Nun, der Koch und sein Gehilfe standen in der Küchentür, und der Blick des Kochs haftete starr auf Susanne, die sich graziös durch die Bar und das Restaurant bewegte und die Getränke auf die Tische stellte.

Ich sah den Koch etwas genauer an, und weder er noch der Gehilfe bemerkten, dass ich sie beobachtete. Der Koch hatte eine stark ausgeprägte Gebisspartie, an den Gehilfen erinnere ich mich nicht, nur das er sehr klein und dünn war. Plötzlich zischte der Koch durch die zusammengebissenen Zähne, und seine Begierde war unmissverständlich:

„Susanne ist so süß, ich könnte ein Stück rausbeißen.“

Ich erschreckte ein wenig und unwillkürlich kam mir der Satz in den Sinn, den ich für totalen Unsinn halte:

– Liebe geht durch den Magen -.

Einige Tage später, an einem sonnigen Nachmittag, sah ich in der Nähe der Bar Susanne und den Koch Hand in Hand spazieren, einander innig zugewandt. Wie bereits eben erwähnt, wiederholte sich das beschriebene Ereignis. Das war das letzte Mal, dass ich Susanne sah.

Nebenbei, das Restaurant wurde für eine Spezialität, das Straußensteak, allseits gerühmt.

Dinarin Aleksandar Nikolic

Epilog:

Ich weiß dass kein Schriftsteller der Welt für Alle schreiben kann.
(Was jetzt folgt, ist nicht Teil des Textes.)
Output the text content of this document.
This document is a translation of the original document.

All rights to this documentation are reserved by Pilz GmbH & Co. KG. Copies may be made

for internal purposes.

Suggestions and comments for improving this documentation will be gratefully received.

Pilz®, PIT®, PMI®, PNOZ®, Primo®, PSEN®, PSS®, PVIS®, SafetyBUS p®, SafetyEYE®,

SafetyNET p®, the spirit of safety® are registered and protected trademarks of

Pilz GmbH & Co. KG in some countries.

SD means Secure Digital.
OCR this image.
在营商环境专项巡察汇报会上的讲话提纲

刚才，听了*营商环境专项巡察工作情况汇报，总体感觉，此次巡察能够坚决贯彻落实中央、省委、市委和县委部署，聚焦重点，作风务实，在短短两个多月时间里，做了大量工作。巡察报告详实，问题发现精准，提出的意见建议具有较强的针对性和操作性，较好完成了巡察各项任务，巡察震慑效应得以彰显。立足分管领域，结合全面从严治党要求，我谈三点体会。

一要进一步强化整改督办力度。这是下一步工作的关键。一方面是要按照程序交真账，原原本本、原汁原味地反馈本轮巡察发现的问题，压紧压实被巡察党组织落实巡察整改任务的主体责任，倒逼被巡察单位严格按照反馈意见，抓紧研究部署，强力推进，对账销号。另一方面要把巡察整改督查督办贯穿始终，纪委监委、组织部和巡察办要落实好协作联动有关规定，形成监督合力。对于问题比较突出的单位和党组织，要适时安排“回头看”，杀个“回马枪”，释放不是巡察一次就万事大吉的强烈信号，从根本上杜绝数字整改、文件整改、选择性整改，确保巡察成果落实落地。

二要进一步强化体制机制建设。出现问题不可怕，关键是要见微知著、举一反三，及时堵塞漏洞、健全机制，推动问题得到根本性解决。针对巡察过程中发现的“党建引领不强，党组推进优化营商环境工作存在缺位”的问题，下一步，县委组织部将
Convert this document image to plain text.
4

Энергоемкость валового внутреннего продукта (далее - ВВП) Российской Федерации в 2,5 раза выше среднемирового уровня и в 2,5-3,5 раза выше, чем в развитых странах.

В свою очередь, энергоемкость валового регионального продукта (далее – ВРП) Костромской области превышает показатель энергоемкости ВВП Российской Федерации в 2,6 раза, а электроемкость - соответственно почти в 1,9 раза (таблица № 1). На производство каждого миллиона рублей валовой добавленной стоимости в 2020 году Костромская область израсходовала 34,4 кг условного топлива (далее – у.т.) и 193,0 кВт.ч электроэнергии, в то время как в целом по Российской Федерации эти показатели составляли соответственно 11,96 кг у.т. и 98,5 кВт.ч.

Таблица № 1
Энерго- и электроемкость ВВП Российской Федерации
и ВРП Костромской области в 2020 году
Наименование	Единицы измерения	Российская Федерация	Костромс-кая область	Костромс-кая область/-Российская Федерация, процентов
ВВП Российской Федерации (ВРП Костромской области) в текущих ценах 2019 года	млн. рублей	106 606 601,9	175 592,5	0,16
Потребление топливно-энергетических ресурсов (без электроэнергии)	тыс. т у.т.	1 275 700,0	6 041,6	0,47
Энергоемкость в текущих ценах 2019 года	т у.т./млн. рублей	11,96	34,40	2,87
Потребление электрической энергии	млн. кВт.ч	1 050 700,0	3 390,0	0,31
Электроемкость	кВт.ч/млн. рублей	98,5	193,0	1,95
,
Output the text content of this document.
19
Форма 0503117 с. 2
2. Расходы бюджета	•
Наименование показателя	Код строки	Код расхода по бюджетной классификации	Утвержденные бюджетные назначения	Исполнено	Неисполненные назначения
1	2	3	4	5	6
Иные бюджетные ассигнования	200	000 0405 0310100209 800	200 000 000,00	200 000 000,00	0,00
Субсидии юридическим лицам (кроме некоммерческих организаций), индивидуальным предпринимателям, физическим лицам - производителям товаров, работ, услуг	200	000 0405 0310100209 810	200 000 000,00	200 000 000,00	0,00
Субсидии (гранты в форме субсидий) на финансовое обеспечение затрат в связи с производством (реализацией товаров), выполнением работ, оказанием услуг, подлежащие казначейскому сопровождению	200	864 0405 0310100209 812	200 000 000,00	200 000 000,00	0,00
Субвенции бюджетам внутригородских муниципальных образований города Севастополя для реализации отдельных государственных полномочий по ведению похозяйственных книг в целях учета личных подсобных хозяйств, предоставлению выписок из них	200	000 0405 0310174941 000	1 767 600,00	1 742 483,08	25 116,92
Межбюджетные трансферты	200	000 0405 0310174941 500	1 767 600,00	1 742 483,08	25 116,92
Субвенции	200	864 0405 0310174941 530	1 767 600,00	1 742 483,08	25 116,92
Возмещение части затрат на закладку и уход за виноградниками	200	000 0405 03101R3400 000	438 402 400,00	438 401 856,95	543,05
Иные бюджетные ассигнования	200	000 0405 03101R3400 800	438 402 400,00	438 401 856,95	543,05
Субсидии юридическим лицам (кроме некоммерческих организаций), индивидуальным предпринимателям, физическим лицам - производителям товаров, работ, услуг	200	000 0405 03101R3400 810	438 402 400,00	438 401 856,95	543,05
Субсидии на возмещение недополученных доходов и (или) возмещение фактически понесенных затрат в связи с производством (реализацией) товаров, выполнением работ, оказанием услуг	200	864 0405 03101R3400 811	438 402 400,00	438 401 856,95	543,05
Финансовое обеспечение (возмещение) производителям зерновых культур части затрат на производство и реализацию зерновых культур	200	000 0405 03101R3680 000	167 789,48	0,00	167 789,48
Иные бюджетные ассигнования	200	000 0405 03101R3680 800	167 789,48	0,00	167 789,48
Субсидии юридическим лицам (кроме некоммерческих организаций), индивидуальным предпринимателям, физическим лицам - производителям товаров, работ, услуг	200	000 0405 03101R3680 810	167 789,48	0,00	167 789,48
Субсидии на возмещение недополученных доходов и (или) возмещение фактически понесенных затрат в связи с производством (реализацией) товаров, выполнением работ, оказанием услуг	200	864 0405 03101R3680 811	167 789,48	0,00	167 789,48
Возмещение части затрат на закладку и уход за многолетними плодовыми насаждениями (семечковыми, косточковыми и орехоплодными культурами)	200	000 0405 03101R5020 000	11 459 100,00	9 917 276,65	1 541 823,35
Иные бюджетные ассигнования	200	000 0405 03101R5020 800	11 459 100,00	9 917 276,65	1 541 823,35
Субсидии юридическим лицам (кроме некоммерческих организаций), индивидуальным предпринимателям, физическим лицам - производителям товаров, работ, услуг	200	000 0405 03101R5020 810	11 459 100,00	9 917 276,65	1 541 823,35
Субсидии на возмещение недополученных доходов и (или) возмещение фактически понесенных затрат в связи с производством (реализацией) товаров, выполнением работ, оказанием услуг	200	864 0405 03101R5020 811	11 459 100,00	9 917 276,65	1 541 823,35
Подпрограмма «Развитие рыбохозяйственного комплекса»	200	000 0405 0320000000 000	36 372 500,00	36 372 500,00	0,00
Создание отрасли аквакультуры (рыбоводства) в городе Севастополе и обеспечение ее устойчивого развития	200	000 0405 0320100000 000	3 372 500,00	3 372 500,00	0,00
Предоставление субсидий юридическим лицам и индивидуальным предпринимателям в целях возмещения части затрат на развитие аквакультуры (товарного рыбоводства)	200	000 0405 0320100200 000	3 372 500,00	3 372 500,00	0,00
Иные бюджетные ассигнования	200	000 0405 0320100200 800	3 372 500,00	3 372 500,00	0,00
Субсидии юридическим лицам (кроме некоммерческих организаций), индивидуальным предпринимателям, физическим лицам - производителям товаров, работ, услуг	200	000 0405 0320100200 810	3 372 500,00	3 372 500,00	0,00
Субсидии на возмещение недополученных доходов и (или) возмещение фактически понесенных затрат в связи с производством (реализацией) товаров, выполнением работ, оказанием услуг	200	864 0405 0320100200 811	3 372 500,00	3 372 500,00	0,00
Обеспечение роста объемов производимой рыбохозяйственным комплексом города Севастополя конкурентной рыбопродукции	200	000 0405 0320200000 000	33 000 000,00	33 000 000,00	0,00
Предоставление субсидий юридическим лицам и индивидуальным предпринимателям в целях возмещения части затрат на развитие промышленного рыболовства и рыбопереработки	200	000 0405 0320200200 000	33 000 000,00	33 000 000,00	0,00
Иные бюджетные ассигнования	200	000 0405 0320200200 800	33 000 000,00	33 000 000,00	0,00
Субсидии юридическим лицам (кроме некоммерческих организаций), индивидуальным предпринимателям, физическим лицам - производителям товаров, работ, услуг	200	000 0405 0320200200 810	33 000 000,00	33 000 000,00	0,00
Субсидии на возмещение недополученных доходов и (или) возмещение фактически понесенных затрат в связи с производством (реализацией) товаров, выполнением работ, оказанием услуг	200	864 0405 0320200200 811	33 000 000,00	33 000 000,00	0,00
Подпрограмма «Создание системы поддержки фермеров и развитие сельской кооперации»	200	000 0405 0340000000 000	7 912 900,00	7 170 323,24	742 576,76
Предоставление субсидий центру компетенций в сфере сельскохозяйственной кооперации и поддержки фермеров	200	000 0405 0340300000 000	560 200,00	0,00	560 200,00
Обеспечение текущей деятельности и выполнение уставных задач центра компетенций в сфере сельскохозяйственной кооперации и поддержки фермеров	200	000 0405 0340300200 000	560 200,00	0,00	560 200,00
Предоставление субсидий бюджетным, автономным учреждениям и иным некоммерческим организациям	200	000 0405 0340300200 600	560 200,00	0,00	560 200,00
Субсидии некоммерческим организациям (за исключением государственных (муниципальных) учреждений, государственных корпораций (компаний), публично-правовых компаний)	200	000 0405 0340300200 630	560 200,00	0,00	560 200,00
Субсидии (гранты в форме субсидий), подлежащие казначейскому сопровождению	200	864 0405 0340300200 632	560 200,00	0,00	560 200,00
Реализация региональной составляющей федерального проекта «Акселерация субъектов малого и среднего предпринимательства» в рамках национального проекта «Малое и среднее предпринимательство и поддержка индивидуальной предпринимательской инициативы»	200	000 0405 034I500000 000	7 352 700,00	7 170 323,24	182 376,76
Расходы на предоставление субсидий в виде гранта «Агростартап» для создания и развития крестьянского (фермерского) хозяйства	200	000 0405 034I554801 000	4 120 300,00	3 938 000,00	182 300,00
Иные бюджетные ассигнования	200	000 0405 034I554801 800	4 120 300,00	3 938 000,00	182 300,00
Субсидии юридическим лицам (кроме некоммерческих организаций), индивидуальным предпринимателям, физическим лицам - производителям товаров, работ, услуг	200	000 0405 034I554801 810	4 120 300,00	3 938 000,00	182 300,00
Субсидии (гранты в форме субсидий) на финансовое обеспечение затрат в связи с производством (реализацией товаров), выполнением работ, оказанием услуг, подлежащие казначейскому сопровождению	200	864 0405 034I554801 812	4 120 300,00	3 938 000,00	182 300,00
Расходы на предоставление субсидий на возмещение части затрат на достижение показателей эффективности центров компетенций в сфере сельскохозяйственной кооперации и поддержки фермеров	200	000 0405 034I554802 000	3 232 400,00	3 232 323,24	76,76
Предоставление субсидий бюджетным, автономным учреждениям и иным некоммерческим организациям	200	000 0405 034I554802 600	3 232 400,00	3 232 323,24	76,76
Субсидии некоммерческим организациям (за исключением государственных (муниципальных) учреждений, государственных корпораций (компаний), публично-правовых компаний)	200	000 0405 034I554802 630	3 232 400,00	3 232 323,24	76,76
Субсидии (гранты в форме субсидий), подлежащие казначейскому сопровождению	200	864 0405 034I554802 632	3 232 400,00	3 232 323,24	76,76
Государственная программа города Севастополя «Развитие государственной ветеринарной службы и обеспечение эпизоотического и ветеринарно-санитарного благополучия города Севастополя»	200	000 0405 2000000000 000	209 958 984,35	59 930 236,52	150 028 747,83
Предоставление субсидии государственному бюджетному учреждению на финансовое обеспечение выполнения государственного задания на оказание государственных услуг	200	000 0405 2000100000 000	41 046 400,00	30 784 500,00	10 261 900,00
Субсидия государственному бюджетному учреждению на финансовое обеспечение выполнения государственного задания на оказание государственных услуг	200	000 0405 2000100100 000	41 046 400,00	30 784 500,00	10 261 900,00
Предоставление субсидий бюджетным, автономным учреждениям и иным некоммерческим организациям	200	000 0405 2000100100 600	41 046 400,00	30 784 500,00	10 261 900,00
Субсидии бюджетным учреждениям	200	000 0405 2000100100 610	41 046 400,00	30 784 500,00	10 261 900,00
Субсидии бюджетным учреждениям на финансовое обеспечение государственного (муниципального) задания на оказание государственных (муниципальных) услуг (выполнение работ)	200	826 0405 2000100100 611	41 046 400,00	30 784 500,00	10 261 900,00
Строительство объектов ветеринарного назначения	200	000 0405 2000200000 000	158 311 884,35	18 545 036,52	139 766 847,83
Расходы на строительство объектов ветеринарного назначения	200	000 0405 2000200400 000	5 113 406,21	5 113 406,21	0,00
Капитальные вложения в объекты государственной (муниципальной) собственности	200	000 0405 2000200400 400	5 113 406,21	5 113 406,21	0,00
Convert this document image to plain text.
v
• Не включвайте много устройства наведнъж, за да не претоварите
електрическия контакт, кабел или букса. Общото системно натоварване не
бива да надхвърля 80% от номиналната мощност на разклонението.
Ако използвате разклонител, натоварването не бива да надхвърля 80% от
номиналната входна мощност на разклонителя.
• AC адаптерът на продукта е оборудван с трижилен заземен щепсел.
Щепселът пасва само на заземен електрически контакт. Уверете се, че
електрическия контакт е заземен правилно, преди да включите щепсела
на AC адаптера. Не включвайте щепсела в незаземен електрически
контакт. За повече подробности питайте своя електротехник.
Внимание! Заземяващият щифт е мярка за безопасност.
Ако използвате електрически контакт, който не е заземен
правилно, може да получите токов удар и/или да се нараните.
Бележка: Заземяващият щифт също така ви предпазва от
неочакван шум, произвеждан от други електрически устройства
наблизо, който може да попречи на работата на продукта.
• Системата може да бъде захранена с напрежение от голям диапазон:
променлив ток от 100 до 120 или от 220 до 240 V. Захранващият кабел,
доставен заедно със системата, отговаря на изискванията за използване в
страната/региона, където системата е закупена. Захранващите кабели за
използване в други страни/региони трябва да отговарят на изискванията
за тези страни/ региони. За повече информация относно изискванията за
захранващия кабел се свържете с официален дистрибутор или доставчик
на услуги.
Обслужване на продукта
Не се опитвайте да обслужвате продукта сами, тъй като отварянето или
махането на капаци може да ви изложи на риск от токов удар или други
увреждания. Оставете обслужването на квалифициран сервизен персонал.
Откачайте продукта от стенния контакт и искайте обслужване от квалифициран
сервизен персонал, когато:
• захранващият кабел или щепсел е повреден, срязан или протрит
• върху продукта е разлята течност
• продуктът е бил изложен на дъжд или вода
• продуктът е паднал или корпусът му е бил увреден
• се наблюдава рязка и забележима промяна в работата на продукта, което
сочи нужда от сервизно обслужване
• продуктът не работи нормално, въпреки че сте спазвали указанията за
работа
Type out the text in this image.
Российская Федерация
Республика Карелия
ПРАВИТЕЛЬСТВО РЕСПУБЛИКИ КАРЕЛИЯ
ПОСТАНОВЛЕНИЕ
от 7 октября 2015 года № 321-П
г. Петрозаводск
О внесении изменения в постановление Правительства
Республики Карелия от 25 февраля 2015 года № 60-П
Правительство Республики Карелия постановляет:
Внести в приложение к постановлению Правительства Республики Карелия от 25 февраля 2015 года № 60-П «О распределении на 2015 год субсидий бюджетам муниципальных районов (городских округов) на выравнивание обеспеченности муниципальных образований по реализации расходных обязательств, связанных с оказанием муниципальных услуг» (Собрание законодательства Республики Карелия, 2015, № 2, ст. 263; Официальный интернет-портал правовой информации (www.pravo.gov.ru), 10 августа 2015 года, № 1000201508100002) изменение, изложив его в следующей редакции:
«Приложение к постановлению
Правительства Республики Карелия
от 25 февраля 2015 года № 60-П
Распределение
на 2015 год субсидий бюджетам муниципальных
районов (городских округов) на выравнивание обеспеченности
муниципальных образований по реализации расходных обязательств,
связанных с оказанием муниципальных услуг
Das ist weder möglich, noch von Bedarf. Es kann durchaus sein, dass sich die Gemüter derer, die Karneval als Brauchtum, für ein hohes Gut der rheinischen Kultur halten, regen werden. Das, denke ich, ist auch gut so, allerdings nur dann, wenn diese eine eigene Stellung beziehen und diese auch erklären – sozusagen Farbe bekennen. Es genügt nicht nur zu verneinen, denn darauf antworte ich immer mit einem freien Zitat aus Goethes Faust: „Nur der Ungeist, der stets verneint.“

Zweifellos gibt es auch kluge Sprüche im Deutschen – zum Beispiel: „An den Worten wirst Du sie erkennen.“

Also rufe ich sehr gerne auf, Farbe zu bekennen und durch Worte zu belegen.